What we discovered is the best teachers aren’t always found in the classroom. Our instructors are experts in their fields and often published authors on their subject matter. In contrast to university courses which are more theoretical, our instructors provide hands-on practical skills that can be applied immediately on the job. But what makes the best instructors rise above the rest is their passion for the topic. This passion spreads virally and motivates learners to want to learn more. See why Udemy students are motivated to learn.
Beyond the civil service, online learning can help deliver continuous adult learning programs for the broader, national workforce. Around 260 million people ages 15–24 are out of school and out of work worldwide, according to the World Bank’s World Development 2019 Report: The Changing Nature of Work. The World Bank recommends effective adult learning can be solved by better design and better delivery.

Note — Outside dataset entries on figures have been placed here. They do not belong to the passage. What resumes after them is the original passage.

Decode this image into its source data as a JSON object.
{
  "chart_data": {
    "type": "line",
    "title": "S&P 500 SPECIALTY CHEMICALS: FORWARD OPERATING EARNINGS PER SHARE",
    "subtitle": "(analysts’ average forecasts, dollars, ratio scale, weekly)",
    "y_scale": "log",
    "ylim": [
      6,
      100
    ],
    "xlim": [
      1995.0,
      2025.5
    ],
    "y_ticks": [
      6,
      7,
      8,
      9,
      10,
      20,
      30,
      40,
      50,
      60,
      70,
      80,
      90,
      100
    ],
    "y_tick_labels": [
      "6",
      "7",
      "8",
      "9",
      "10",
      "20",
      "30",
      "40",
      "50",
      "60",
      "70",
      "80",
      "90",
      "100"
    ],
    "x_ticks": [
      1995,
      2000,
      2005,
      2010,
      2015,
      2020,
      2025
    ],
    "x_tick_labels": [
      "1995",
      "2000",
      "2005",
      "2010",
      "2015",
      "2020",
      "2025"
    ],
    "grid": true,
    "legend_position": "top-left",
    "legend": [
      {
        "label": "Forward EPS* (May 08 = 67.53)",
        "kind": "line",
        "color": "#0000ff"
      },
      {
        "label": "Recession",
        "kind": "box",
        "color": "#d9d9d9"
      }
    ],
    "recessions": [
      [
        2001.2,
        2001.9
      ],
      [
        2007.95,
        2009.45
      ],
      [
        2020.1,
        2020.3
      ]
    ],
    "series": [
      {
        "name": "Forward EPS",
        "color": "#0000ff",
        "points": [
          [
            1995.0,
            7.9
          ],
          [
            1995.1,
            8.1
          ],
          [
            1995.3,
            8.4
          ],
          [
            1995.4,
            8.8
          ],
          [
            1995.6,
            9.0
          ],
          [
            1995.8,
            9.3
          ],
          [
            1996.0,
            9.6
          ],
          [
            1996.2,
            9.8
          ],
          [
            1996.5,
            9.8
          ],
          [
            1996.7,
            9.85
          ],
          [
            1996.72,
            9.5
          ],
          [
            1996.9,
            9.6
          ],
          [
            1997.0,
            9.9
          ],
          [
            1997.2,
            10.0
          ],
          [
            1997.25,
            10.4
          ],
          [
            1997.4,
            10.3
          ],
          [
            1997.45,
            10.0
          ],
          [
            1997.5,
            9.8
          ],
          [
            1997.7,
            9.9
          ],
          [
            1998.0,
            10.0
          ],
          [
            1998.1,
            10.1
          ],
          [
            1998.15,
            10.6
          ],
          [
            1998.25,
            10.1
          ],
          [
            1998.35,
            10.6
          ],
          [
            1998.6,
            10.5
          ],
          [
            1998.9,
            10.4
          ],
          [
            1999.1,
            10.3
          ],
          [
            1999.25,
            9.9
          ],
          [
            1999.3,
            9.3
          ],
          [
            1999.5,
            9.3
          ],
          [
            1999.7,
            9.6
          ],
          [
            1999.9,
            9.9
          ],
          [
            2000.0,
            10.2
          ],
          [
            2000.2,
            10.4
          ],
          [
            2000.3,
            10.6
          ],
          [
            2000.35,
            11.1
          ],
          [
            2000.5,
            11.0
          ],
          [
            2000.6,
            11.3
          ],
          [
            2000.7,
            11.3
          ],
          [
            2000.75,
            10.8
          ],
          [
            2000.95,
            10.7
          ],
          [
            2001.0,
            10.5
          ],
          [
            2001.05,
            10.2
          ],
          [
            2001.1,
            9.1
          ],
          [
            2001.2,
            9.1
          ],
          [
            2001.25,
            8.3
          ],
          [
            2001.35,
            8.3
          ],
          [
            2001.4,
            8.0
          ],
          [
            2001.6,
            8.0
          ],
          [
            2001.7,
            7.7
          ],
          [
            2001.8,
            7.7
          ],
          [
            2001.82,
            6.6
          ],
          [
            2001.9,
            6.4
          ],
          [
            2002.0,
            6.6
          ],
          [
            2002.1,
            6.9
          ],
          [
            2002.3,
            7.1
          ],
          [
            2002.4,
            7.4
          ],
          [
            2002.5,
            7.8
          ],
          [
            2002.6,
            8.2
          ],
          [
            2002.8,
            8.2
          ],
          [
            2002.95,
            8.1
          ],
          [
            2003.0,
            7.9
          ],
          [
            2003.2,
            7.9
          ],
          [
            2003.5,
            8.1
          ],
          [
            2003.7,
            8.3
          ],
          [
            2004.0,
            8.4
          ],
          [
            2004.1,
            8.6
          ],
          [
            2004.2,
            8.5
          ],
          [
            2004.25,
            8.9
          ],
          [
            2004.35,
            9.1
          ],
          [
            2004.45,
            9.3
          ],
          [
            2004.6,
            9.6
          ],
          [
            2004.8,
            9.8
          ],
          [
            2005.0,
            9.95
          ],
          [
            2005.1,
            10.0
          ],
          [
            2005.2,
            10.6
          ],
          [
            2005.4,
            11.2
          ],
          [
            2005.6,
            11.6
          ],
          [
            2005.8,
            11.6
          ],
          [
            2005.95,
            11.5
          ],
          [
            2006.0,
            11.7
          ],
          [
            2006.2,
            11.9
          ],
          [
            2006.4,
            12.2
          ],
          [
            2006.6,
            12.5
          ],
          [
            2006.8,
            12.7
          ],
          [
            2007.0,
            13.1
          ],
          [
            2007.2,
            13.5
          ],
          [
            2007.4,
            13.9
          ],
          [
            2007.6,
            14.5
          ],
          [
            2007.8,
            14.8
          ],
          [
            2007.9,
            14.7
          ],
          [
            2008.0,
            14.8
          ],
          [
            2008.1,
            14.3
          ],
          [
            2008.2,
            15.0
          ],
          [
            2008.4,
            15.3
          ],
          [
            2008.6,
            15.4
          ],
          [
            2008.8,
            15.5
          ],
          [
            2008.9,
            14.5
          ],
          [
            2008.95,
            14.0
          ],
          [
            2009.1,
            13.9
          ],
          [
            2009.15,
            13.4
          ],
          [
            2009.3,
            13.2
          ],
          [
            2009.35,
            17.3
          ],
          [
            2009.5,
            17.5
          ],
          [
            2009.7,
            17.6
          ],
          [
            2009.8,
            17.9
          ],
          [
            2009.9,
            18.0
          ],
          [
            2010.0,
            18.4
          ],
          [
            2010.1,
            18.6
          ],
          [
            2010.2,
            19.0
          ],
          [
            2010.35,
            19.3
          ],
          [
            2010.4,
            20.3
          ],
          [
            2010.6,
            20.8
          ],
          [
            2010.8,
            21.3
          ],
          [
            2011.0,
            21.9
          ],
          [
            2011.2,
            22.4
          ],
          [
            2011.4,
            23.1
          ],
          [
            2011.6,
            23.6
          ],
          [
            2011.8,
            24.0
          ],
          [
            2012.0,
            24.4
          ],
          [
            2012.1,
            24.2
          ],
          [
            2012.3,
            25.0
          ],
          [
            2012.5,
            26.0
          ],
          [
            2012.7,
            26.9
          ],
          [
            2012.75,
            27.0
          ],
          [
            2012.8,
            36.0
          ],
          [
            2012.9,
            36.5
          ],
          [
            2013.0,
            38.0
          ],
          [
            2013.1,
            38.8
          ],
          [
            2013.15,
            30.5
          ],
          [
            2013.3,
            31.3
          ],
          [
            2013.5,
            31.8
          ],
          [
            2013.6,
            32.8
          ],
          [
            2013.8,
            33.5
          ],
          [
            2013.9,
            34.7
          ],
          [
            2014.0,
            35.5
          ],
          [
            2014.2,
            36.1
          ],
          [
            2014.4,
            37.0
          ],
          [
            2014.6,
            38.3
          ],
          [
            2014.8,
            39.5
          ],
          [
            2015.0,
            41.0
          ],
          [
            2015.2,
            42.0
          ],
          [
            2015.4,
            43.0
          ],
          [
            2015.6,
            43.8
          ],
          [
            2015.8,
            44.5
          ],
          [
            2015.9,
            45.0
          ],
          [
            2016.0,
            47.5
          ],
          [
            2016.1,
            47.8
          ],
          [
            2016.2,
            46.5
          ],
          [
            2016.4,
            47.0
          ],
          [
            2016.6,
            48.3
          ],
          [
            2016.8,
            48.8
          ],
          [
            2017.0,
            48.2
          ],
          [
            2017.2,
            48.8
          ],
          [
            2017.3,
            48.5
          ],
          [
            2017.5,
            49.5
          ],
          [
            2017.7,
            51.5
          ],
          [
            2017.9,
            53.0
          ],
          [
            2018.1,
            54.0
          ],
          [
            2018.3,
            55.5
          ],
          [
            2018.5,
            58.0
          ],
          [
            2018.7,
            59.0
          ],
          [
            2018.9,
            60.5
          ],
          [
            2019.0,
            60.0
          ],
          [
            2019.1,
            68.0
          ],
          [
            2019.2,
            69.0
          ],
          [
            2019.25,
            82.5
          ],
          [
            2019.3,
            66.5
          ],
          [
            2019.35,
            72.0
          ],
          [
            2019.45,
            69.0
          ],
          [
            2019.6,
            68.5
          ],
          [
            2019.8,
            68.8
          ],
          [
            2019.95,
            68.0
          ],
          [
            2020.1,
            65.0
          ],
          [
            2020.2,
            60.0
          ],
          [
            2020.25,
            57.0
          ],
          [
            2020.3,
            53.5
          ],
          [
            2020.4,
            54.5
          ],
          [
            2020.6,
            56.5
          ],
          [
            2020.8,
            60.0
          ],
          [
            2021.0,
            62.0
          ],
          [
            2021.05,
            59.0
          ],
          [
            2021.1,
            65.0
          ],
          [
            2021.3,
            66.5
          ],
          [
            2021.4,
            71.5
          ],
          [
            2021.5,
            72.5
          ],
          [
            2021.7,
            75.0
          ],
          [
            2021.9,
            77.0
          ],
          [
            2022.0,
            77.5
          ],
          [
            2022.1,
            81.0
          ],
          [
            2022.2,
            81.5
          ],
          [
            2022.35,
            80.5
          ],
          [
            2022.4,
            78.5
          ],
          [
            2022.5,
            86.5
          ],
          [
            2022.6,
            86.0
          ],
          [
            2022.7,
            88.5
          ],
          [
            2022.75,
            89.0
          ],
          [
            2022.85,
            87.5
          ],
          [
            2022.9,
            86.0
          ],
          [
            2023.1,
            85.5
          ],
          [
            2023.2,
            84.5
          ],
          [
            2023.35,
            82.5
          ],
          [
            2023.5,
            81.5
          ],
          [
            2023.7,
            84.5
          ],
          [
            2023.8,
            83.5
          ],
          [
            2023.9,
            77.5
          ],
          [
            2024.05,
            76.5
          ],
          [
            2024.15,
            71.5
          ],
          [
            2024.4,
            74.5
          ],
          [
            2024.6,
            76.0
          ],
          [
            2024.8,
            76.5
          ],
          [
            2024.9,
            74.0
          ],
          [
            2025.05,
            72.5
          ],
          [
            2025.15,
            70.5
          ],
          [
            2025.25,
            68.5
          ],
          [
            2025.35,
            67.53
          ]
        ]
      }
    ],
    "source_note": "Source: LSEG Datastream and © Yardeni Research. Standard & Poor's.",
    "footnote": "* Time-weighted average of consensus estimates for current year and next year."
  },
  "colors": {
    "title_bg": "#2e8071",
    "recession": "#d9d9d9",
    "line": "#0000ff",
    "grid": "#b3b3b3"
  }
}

Taking time off work or traveling to the classroom is often a major barrier for adults to continue learning. Online learning’s low-cost, on-demand, mobile-first approach, and flexibility fits into busy adult lifestyles. Delivering online learning can help address high youth unemployment and equip people with new skills required in the digital era. For example, Syrian refugee Mohamad Alaloush dropped out of university but started learning Python programming online on Udemy and ultimately landed a job at a software company in Germany.
Udemy for Government’s engaging and hands-on practical online courses can help transition the workforce from school to work and nurture critical entrepreneurship skills as well as address basic literacy. Research has proven the effectiveness of mobile for adult learning. “In Niger, students who received instruction via their mobile phones as part of an adult education program achieved reading and math scores that were significantly higher than those who did not,” according to the World Bank.
Previous World Bank classroom-based adult learning projects, while effective, have come at higher costs. “In Liberia, even though young women with access to job skills training enjoy higher monthly earnings—US$11 more than the comparison group—the cost of the program is US$1,650 per person,” according to the World Bank.
Udemy for Government’s cost-effective and flexible online learning platform can deliver learning at scale to help upskill the broader, national workforce while keeping public service employees up to speed with the latest digital skills.